The army is an inherently hierarchical organisation in which service personnel would not hesitate to air a grievance amongst their peers. With the widespread use of social media, stories, whether fact or rumour, can pass from the barracks to the Internet very quickly, spreading between units and Corps. Someone hearing an accusation might adopt the account, or elements of it, and present it as their own. There are many reasons why someone might lie about being the victim of abuse, for example, attention seeking, to gain revenge, to receive compensation, to highlight grievances, or to divert blame from themselves for their own shortcomings. It is open to any person who has made a false allegation to bolster that by encouraging another person to make an allegation. Wherever there are multiple complainants there lies potential for direct and dishonest collusion.
Even in the absence of collusion, innocent contamination can still take place. Upon hearing that allegations have been made, either directly or through media, others may relay their own experiences of the accused person. This is inevitable in an organisation like the military where service personnel live, train, work, and serve in close proximity to each other for prolonged periods of time. In the course of sharing stories, an individual may embellish the facts to make the account more exciting. The greater number of repetitions, the more compelling an individual may find his own exaggerated account. In this way, an instance of harsh training can be turned into an act of abuse in the mind of an honest but mistaken witness.

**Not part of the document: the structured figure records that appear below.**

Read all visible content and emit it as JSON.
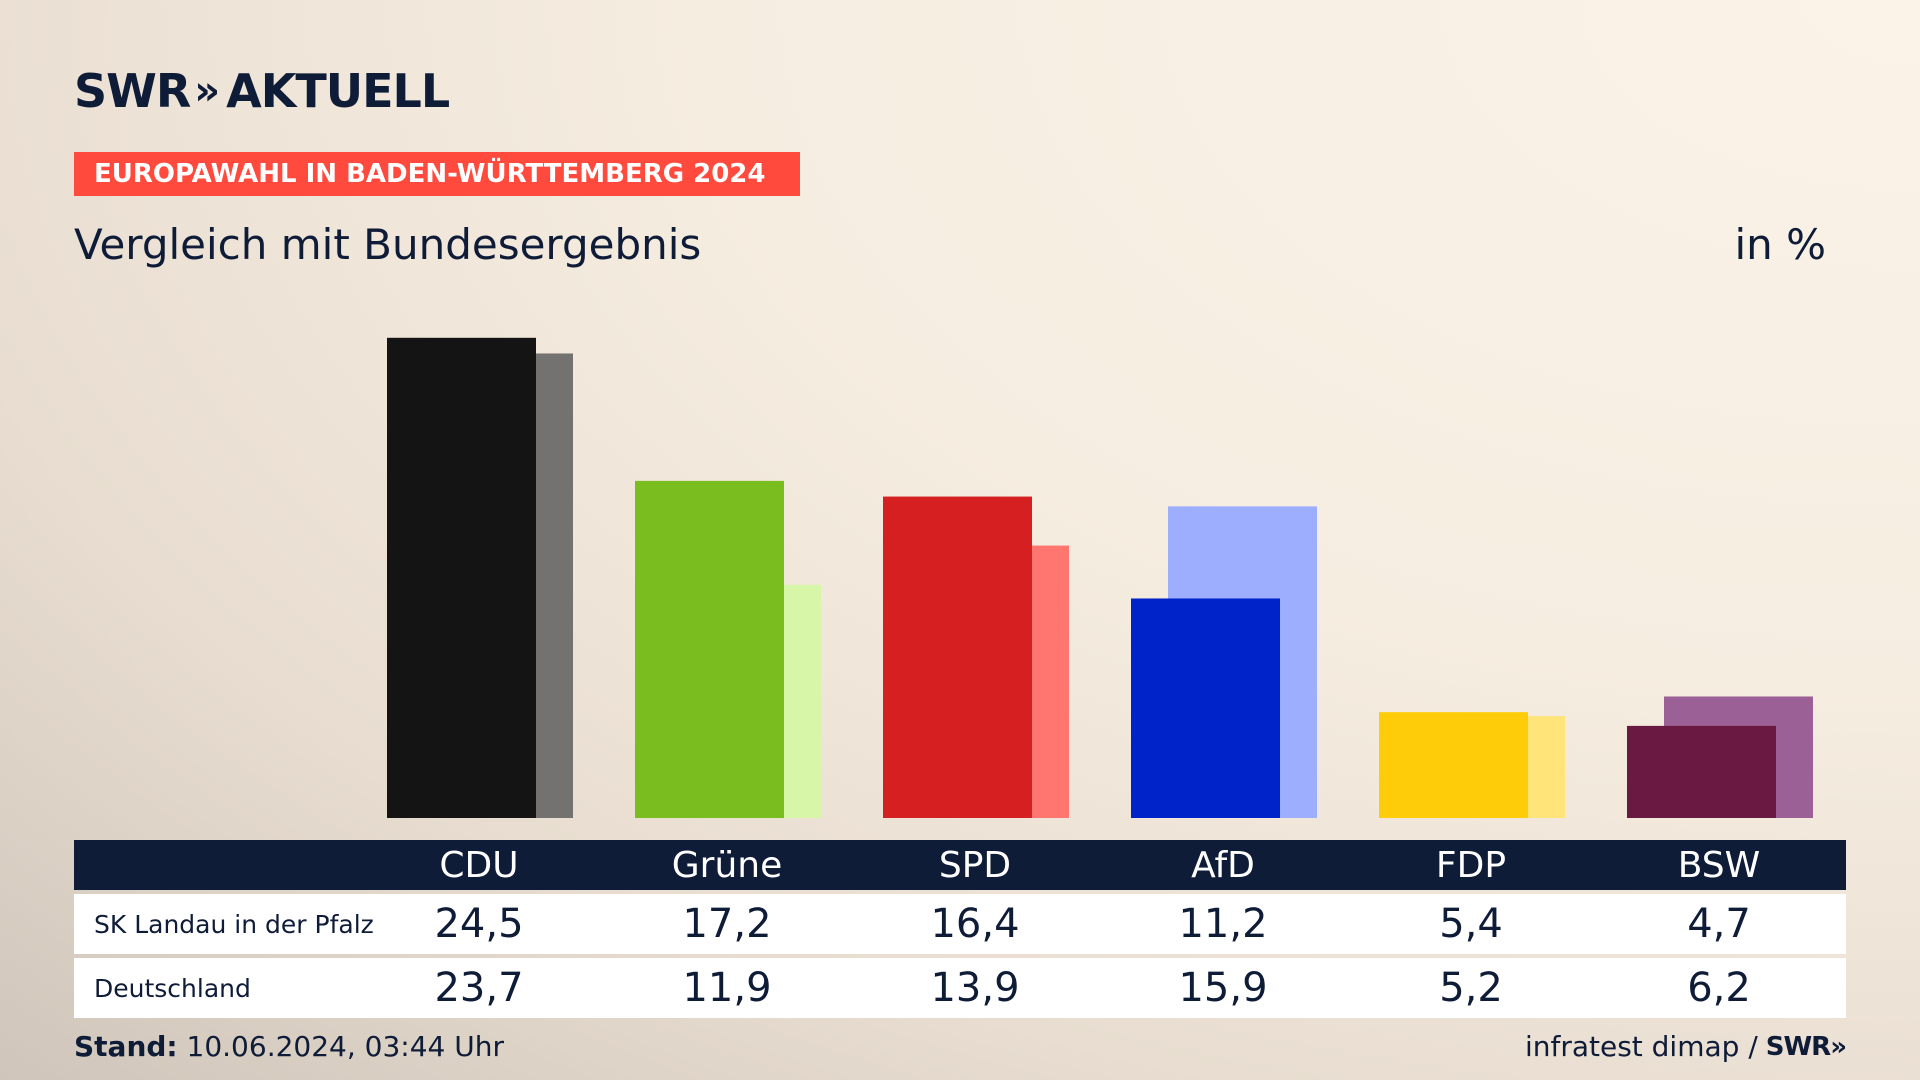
{
  "brand": {
    "swr": "SWR",
    "chevrons": "»",
    "aktuell": "AKTUELL"
  },
  "banner": "EUROPAWAHL IN BADEN-WÜRTTEMBERG 2024",
  "subtitle": "Vergleich mit Bundesergebnis",
  "unit": "in %",
  "chart_data": {
    "type": "bar",
    "categories": [
      "CDU",
      "Grüne",
      "SPD",
      "AfD",
      "FDP",
      "BSW"
    ],
    "series": [
      {
        "name": "SK Landau in der Pfalz",
        "values": [
          24.5,
          17.2,
          16.4,
          11.2,
          5.4,
          4.7
        ]
      },
      {
        "name": "Deutschland",
        "values": [
          23.7,
          11.9,
          13.9,
          15.9,
          5.2,
          6.2
        ]
      }
    ],
    "value_labels": [
      [
        "24,5",
        "17,2",
        "16,4",
        "11,2",
        "5,4",
        "4,7"
      ],
      [
        "23,7",
        "11,9",
        "13,9",
        "15,9",
        "5,2",
        "6,2"
      ]
    ],
    "colors": {
      "primary": [
        "#141414",
        "#7abd1e",
        "#d61f20",
        "#0022c9",
        "#ffcc0a",
        "#6a1a42"
      ],
      "secondary": [
        "#747270",
        "#d7f6a8",
        "#ff7570",
        "#9daefe",
        "#ffe47a",
        "#9b6197"
      ]
    },
    "ylim": [
      0,
      25
    ],
    "grid": false,
    "legend": "table-below"
  },
  "table": {
    "rows": [
      {
        "label": "SK Landau in der Pfalz"
      },
      {
        "label": "Deutschland"
      }
    ]
  },
  "footer": {
    "stand_label": "Stand:",
    "stand_value": "10.06.2024, 03:44 Uhr",
    "source": "infratest dimap /",
    "source_logo": "SWR»"
  }
}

Cross-examination can exploit the failings or apparent perfections of memory. A witness who cannot recall circumstantial detail may not commend themselves to the tribunal of fact. Conversely, if a witness were able to recall intricate detail after a long period of time that may suggest foul play (Joynson  EWCA Crim 3049). Cross-examination of multiple witnesses can elicit inconsistency, which may be indicative of fabrication. Lying witnesses may plan out their account of an incident but will usually omit extraneous detail that all parties should know if the allegation were true. Alternatively, inconsistencies could be explained by the decay of memory. In any case, it is the prosecution that bear the burden of proof and where there is doubt there should be an acquittal.
The trial judge should be asked to direct the jury in summing up as to how the passage of time is likely to affect memory. Where dishonest collusion or unconscious influence leading to memory contamination is suspected, this should also be addressed. In Lamb  EWCA Crim 1766, the Court of Appeal acknowledged that it is necessary for the judge to give a balanced and accurate account of similarities where there is any reasonable possibility that unconscious influence may have occurred, as the level of similarity is relevant to the issue of likelihood or unlikelihood of innocent coincidence.

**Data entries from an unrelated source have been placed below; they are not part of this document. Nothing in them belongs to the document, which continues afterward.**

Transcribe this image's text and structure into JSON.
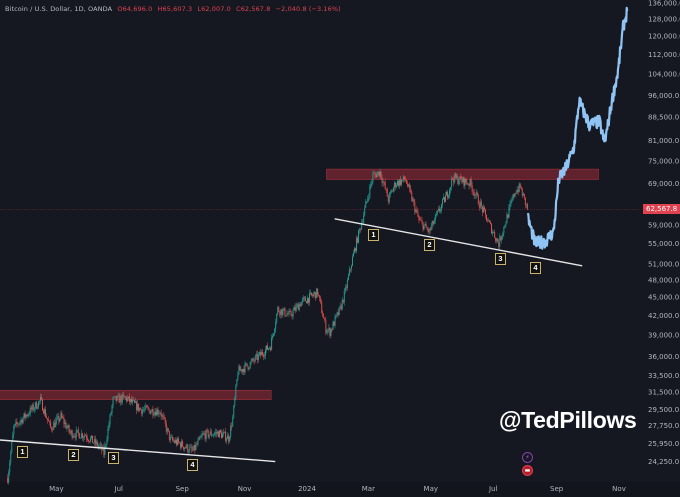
{
  "chart_data": {
    "type": "candlestick",
    "title": "Bitcoin / U.S. Dollar, 1D, OANDA",
    "ohlc": {
      "open": "O64,696.0",
      "high": "H65,607.3",
      "low": "L62,007.0",
      "close": "C62,567.8",
      "change": "−2,040.8 (−3.16%)"
    },
    "y_scale": "log",
    "ylim": [
      23500,
      136000
    ],
    "y_ticks": [
      "136,000.0",
      "128,000.0",
      "120,000.0",
      "112,000.0",
      "104,000.0",
      "96,000.0",
      "88,500.0",
      "81,000.0",
      "75,000.0",
      "69,000.0",
      "59,000.0",
      "55,000.0",
      "51,000.0",
      "48,000.0",
      "45,000.0",
      "42,000.0",
      "39,000.0",
      "36,000.0",
      "33,500.0",
      "31,500.0",
      "29,500.0",
      "27,750.0",
      "25,950.0",
      "24,250.0"
    ],
    "x_ticks": [
      {
        "label": "May",
        "date": "2023-05-01"
      },
      {
        "label": "Jul",
        "date": "2023-07-01"
      },
      {
        "label": "Sep",
        "date": "2023-09-01"
      },
      {
        "label": "Nov",
        "date": "2023-11-01"
      },
      {
        "label": "2024",
        "date": "2024-01-01"
      },
      {
        "label": "Mar",
        "date": "2024-03-01"
      },
      {
        "label": "May",
        "date": "2024-05-01"
      },
      {
        "label": "Jul",
        "date": "2024-07-01"
      },
      {
        "label": "Sep",
        "date": "2024-09-01"
      },
      {
        "label": "Nov",
        "date": "2024-11-01"
      }
    ],
    "current_price": 62567.8,
    "current_price_label": "62,567.8",
    "price_path": [
      [
        "2023-03-14",
        22800
      ],
      [
        "2023-03-20",
        27500
      ],
      [
        "2023-03-24",
        28000
      ],
      [
        "2023-04-15",
        30500
      ],
      [
        "2023-04-25",
        27500
      ],
      [
        "2023-05-05",
        28700
      ],
      [
        "2023-05-14",
        27000
      ],
      [
        "2023-05-29",
        26800
      ],
      [
        "2023-06-13",
        25500
      ],
      [
        "2023-06-16",
        25000
      ],
      [
        "2023-06-25",
        30500
      ],
      [
        "2023-07-07",
        30800
      ],
      [
        "2023-07-22",
        29500
      ],
      [
        "2023-08-10",
        29300
      ],
      [
        "2023-08-20",
        26300
      ],
      [
        "2023-08-30",
        25900
      ],
      [
        "2023-09-11",
        25200
      ],
      [
        "2023-09-21",
        26800
      ],
      [
        "2023-10-06",
        27000
      ],
      [
        "2023-10-16",
        26500
      ],
      [
        "2023-10-20",
        28500
      ],
      [
        "2023-10-25",
        34000
      ],
      [
        "2023-11-06",
        35000
      ],
      [
        "2023-11-26",
        37500
      ],
      [
        "2023-12-03",
        43000
      ],
      [
        "2023-12-15",
        42000
      ],
      [
        "2023-12-25",
        44000
      ],
      [
        "2024-01-11",
        45800
      ],
      [
        "2024-01-19",
        40000
      ],
      [
        "2024-01-23",
        39500
      ],
      [
        "2024-02-02",
        43000
      ],
      [
        "2024-02-07",
        46000
      ],
      [
        "2024-02-14",
        52000
      ],
      [
        "2024-02-25",
        61500
      ],
      [
        "2024-03-05",
        71000
      ],
      [
        "2024-03-12",
        72000
      ],
      [
        "2024-03-20",
        65000
      ],
      [
        "2024-03-27",
        69000
      ],
      [
        "2024-04-06",
        70000
      ],
      [
        "2024-04-19",
        60000
      ],
      [
        "2024-04-29",
        57500
      ],
      [
        "2024-05-10",
        63000
      ],
      [
        "2024-05-18",
        67000
      ],
      [
        "2024-05-22",
        70500
      ],
      [
        "2024-06-08",
        69000
      ],
      [
        "2024-06-23",
        61000
      ],
      [
        "2024-07-06",
        55000
      ],
      [
        "2024-07-13",
        60000
      ],
      [
        "2024-07-22",
        67000
      ],
      [
        "2024-07-27",
        68000
      ],
      [
        "2024-08-03",
        62567.8
      ]
    ],
    "projection_path": [
      [
        "2024-08-04",
        60500
      ],
      [
        "2024-08-11",
        55000
      ],
      [
        "2024-08-21",
        55500
      ],
      [
        "2024-08-29",
        57500
      ],
      [
        "2024-09-03",
        70000
      ],
      [
        "2024-09-10",
        73000
      ],
      [
        "2024-09-18",
        79000
      ],
      [
        "2024-09-23",
        94000
      ],
      [
        "2024-10-03",
        86000
      ],
      [
        "2024-10-13",
        87000
      ],
      [
        "2024-10-18",
        80000
      ],
      [
        "2024-10-25",
        94000
      ],
      [
        "2024-10-31",
        105000
      ],
      [
        "2024-11-05",
        124000
      ],
      [
        "2024-11-09",
        132000
      ]
    ],
    "resistance_zones": [
      {
        "from": "2023-03-06",
        "to": "2023-11-27",
        "low": 30600,
        "high": 31700
      },
      {
        "from": "2024-01-20",
        "to": "2024-10-12",
        "low": 70000,
        "high": 72800
      }
    ],
    "trendlines": [
      {
        "start": [
          "2023-03-06",
          26300
        ],
        "end": [
          "2023-12-01",
          24250
        ]
      },
      {
        "start": [
          "2024-01-28",
          60400
        ],
        "end": [
          "2024-09-26",
          50600
        ]
      }
    ],
    "pattern_labels": {
      "lower": [
        "1",
        "2",
        "3",
        "4"
      ],
      "upper": [
        "1",
        "2",
        "3",
        "4"
      ]
    },
    "colors": {
      "up": "#26a69a",
      "down": "#ef5350",
      "projection": "#90c4f5",
      "zone": "#7a2530",
      "trendline": "#e6e6e6",
      "background": "#151821",
      "price_line": "#e0434f"
    }
  },
  "watermark": "@TedPillows",
  "event_icons": [
    "lightning-icon",
    "us-flag-icon"
  ]
}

The Harrogate investigation took three years to complete before charges were brought. Those charged faced trial more than three and a half years after the allegations took place, only for the case to be dropped due to investigative failures. The same challenges to the Crown’s evidence can be brought whether there has been a delay of a few months, a few years, or even decades. Defence advocates must be alive to the risks and challenges of historic complaints as where evidence is shown to be tainted by memory contamination, deliberately fabricated, or is excessively reliant upon other allegations, the tribunal of fact may find there is room for doubt.